Photo/Illutration Defense Minister Taro Kono leaves the residential complex for Lower House members in Tokyo on June 18. (Kotaro Ebara)

Defense Minister Taro Kono has always been considered a political maverick, but his recent decision concerning national security appeared to catch Prime Minister Shinzo Abe by surprise.

Kono visited Abe at his office on the evening of June 4 to discuss the deployment plans for the land-based Aegis Ashore ballistic missile defense system.

“I don’t want to go ahead with this,” sources quoted Kono as telling Abe.

The prime minister pressed Kono about whether he realized the enormity of what he was suggesting.

“You served as foreign minister so you clearly know what the situation is, don’t you?” Abe was quoted as telling Kono.

However, Kono’s decision to halt plans for the missile defense system stood. And now, Japan is preparing for the “enormity” mentioned by Abe.

Japan approved the purchase of two Aegis Ashore systems in December 2017 after repeated ballistic missile launches by North Korea and strong pressure from the U.S. Trump administration to buy more U.S. defense equipment.

The projected total cost for the two sets, maintenance of the equipment for 30 years, and operational training for Self-Defense Force members was set at about 450 billion yen ($4.2 billion).

Japan has already signed a contract with the United States for the initial part of the defense system at a cost of 178.7 billion yen, and 19.6 billion yen has already been paid.

But discussions that started this year between Japanese and U.S. officials led to the revelation that additional costs and time would be needed to ensure that the rocket booster used to send the interceptor missile into space would not fall on residential areas.

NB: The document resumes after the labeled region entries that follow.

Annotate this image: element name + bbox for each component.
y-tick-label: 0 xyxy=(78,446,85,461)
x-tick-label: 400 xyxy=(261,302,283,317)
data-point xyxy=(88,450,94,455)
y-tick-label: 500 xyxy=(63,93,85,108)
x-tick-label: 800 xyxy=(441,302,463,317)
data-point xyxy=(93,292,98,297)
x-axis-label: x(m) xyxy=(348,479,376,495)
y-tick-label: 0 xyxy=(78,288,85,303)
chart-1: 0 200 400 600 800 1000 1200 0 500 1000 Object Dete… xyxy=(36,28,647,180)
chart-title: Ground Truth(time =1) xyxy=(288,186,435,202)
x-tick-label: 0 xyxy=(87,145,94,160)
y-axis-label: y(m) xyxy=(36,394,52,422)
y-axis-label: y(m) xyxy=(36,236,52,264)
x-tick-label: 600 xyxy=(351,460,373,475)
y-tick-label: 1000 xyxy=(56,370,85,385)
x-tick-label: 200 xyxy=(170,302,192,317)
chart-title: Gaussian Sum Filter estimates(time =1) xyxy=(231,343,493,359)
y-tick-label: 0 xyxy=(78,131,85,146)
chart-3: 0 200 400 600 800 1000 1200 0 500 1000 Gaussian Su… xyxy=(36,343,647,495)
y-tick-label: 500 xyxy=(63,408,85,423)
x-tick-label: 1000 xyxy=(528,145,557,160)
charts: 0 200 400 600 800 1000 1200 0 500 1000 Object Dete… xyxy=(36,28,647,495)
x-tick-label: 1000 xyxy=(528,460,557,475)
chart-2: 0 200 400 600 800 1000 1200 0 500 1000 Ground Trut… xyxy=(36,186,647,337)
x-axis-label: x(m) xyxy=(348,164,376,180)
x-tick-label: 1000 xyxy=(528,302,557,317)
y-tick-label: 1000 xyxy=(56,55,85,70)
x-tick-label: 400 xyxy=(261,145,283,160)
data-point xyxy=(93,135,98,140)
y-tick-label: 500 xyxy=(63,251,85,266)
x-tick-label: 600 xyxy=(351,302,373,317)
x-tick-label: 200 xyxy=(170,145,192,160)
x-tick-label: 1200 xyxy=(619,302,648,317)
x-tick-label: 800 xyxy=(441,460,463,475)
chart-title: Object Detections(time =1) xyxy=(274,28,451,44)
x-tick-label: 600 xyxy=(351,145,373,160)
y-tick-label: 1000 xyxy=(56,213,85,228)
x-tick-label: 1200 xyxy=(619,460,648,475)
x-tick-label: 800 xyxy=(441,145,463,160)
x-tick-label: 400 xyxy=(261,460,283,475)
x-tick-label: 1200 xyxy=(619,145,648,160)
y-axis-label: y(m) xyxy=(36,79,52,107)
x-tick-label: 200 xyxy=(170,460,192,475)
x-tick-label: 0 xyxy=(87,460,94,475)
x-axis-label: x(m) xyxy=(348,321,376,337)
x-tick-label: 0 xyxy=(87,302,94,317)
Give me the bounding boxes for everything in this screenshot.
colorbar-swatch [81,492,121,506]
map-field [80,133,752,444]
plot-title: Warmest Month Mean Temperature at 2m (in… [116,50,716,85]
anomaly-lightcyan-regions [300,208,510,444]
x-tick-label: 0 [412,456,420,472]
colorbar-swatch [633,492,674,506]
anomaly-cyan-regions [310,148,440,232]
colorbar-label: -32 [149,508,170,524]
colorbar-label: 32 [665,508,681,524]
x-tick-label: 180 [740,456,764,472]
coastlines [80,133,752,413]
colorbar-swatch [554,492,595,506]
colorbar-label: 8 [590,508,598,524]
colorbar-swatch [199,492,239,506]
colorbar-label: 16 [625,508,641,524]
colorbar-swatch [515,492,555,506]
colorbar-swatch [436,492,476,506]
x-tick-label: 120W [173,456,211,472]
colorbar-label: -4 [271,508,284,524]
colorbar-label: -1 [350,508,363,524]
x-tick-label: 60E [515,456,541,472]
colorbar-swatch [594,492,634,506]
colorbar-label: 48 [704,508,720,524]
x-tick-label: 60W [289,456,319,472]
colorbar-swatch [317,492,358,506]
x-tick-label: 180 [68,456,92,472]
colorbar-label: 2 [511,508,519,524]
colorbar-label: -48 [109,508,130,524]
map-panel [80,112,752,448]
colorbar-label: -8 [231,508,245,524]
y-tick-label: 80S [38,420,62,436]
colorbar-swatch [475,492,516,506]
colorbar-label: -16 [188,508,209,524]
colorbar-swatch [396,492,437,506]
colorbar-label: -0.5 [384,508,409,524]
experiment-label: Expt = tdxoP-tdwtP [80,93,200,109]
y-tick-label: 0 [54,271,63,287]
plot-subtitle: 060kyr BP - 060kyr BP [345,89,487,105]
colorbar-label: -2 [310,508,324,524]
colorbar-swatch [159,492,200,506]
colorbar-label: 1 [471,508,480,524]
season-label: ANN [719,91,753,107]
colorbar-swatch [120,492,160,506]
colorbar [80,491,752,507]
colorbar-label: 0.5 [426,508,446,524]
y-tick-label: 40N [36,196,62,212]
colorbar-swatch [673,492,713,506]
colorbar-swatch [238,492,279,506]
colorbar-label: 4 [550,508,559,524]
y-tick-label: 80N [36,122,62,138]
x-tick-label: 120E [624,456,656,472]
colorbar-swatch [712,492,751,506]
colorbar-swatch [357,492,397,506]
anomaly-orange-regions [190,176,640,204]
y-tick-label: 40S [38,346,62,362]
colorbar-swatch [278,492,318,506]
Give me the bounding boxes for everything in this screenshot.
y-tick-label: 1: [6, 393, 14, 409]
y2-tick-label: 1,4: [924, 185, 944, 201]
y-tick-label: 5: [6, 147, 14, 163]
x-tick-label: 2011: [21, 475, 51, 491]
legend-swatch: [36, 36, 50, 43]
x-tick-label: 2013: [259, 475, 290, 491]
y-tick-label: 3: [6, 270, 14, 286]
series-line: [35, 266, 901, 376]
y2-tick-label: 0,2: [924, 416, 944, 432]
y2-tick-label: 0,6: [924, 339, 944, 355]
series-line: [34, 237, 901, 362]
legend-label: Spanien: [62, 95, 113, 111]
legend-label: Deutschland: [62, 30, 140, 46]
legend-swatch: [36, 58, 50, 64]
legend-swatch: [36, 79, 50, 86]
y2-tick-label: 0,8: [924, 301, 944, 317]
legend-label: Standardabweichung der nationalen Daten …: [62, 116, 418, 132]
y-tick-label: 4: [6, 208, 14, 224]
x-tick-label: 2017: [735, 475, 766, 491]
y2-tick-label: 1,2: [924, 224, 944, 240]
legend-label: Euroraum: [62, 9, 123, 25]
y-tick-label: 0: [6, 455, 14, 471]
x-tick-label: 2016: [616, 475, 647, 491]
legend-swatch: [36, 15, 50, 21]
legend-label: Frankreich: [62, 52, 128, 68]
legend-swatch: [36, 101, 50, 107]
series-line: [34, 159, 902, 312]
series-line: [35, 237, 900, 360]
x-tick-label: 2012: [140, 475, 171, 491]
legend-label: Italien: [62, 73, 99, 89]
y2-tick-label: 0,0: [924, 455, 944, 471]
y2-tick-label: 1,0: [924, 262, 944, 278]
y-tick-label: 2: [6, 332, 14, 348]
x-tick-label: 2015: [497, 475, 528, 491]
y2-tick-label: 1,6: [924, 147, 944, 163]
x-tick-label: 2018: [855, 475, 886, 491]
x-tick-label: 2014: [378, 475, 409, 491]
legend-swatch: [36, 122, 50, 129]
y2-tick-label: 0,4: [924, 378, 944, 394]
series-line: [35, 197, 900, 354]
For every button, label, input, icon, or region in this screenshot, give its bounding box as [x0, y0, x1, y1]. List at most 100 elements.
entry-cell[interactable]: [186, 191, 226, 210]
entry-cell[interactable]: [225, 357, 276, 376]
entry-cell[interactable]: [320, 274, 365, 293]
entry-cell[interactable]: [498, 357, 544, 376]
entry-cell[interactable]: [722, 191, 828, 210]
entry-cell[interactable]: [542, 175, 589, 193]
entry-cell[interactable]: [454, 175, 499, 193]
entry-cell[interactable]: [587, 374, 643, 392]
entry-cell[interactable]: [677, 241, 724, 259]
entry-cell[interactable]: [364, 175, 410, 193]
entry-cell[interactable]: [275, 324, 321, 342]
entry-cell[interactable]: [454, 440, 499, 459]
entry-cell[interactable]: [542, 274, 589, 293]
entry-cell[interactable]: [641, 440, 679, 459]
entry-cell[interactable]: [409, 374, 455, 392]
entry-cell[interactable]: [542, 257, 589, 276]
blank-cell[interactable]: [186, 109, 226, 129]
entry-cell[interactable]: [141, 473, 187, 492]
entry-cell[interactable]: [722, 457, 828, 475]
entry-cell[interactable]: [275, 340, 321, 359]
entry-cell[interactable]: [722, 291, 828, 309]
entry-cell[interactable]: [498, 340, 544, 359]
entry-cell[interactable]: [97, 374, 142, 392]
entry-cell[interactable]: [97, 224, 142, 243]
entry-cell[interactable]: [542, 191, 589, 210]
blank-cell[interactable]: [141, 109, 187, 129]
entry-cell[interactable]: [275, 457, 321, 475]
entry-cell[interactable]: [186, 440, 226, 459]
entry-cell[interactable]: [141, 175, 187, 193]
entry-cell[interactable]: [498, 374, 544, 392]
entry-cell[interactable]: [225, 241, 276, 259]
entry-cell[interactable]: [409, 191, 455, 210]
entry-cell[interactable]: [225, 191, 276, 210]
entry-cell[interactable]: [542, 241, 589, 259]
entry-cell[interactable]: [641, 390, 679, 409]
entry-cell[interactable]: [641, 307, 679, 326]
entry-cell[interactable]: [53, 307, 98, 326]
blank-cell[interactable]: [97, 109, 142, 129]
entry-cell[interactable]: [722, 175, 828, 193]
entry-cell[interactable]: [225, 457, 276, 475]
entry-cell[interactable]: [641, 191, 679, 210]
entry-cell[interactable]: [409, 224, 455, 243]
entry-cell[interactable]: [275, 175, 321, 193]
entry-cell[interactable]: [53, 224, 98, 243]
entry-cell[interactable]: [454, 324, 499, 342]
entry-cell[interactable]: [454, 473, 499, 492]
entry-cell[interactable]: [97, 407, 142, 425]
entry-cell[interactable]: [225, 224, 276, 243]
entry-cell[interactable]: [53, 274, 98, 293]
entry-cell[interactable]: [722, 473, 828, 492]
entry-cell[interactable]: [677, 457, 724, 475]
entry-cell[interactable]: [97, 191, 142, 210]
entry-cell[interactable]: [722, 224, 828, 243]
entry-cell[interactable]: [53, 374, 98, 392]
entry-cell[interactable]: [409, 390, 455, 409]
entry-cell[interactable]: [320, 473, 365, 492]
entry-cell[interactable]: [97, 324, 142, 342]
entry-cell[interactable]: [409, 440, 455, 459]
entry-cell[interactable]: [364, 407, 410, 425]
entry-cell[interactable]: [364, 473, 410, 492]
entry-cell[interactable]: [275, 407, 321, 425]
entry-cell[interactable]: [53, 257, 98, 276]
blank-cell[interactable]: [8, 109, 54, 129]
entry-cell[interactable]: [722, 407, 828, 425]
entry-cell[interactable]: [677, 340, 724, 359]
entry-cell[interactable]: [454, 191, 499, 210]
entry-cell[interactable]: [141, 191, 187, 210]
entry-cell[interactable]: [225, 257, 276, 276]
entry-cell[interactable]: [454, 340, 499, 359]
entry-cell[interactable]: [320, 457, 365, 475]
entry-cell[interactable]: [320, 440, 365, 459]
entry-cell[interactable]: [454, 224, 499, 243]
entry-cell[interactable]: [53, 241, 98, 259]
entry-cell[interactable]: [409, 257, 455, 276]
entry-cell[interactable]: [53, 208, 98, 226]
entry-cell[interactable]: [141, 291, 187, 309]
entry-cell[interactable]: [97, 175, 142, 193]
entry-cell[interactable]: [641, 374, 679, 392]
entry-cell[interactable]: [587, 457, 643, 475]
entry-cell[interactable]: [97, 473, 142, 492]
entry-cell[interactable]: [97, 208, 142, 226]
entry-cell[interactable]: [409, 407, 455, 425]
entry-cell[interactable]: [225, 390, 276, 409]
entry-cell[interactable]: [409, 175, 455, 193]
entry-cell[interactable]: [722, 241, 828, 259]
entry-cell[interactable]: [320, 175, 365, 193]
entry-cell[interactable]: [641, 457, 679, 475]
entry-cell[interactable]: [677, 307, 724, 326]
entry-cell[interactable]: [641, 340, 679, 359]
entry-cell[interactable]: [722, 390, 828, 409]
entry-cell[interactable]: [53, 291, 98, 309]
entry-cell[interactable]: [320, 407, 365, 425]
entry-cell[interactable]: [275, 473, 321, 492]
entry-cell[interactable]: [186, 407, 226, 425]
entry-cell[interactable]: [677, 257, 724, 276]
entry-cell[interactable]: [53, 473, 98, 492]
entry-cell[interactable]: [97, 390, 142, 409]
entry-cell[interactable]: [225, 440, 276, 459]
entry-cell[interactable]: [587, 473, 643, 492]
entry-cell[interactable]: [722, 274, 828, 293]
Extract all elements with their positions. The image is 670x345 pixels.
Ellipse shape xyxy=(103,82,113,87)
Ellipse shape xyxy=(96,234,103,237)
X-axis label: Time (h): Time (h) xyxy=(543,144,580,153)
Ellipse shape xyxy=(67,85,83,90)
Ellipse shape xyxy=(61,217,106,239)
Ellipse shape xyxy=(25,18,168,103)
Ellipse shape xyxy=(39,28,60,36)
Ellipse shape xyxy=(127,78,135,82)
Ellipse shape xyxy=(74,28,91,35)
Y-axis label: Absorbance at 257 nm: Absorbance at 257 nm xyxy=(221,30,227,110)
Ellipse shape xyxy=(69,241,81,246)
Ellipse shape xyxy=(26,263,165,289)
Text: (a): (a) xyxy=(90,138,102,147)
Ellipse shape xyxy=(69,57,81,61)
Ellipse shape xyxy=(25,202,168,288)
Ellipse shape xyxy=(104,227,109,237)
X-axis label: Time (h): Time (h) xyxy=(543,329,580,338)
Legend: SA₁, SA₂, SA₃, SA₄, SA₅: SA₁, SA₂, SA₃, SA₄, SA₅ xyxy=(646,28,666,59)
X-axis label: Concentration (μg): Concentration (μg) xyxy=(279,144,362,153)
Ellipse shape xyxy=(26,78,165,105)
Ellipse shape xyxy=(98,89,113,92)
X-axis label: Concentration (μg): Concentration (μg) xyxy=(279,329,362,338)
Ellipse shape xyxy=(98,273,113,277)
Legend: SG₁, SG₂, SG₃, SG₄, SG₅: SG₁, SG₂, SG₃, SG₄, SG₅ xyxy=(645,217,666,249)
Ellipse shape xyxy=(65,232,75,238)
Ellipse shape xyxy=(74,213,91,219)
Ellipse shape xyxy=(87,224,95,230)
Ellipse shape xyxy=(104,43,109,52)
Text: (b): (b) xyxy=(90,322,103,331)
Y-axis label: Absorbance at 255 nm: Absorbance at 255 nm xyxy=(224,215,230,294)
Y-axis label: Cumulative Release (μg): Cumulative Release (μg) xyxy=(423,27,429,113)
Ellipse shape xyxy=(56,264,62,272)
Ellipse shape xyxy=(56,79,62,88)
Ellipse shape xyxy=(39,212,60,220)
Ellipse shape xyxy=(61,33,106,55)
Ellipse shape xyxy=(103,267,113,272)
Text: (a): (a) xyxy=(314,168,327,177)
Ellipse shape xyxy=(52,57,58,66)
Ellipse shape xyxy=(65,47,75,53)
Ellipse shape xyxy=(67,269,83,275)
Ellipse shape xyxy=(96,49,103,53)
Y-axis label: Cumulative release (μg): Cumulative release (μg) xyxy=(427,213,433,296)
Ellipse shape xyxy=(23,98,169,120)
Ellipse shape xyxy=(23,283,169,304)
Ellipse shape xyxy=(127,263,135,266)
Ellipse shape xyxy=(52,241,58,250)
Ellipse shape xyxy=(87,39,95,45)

In addition to the required tinkering with the computer software, a much bigger issue was the need for revisions of the rocket booster that would take 12 years to complete and cost about 200 billion yen.

Kono, believing that it would be irrational to go ahead with the changes, announced on June 15 that the Aegis Ashore deployment plan would be stopped.

On June 24, the National Security Council approved moving toward ending the deployment plan.

Kono reported on the council’s decision at a June 25 joint meeting of panels within the ruling Liberal Democratic Party that deal with defense and national security issues.

Ending the Aegis Ashore deployment plan will mean breaking the signed contract with the United States, and Japan will likely have to pay a penalty.

Kono only said that discussions would be held with U.S. officials.

Another major issue facing Japan is how to bolster its missile defense without the Aegis Ashore system.

The National Security Council will hold concentrated discussions over the summer about what alternatives are available.

The talks will continue until the end of September when government ministries and agencies are required to present their requests for the fiscal 2021 budget.

The government will then ask a panel of experts to discuss possible revisions to the National Security Strategy, which was first compiled in December 2013 by the Abe Cabinet.

The strategy is expected to be changed by year-end, along with amendments to the National Defense Program Guidelines and the Medium-Term Defense Program, which spells out the defense equipment needed by the SDF.

Kono had lived up to his reputation as a maverick when he called for a thorough review of defense equipment after being named defense minister in September 2019.

But because a large portion of Japanese defense equipment purchases are from the United States, any reduction would likely have ramifications in other bilateral issue areas.

Kono has never shied away from stating his views, even if they went against the general consensus in the LDP.

In the past, he called for moving away from nuclear power even as the LDP remained a strong proponent of such power generation.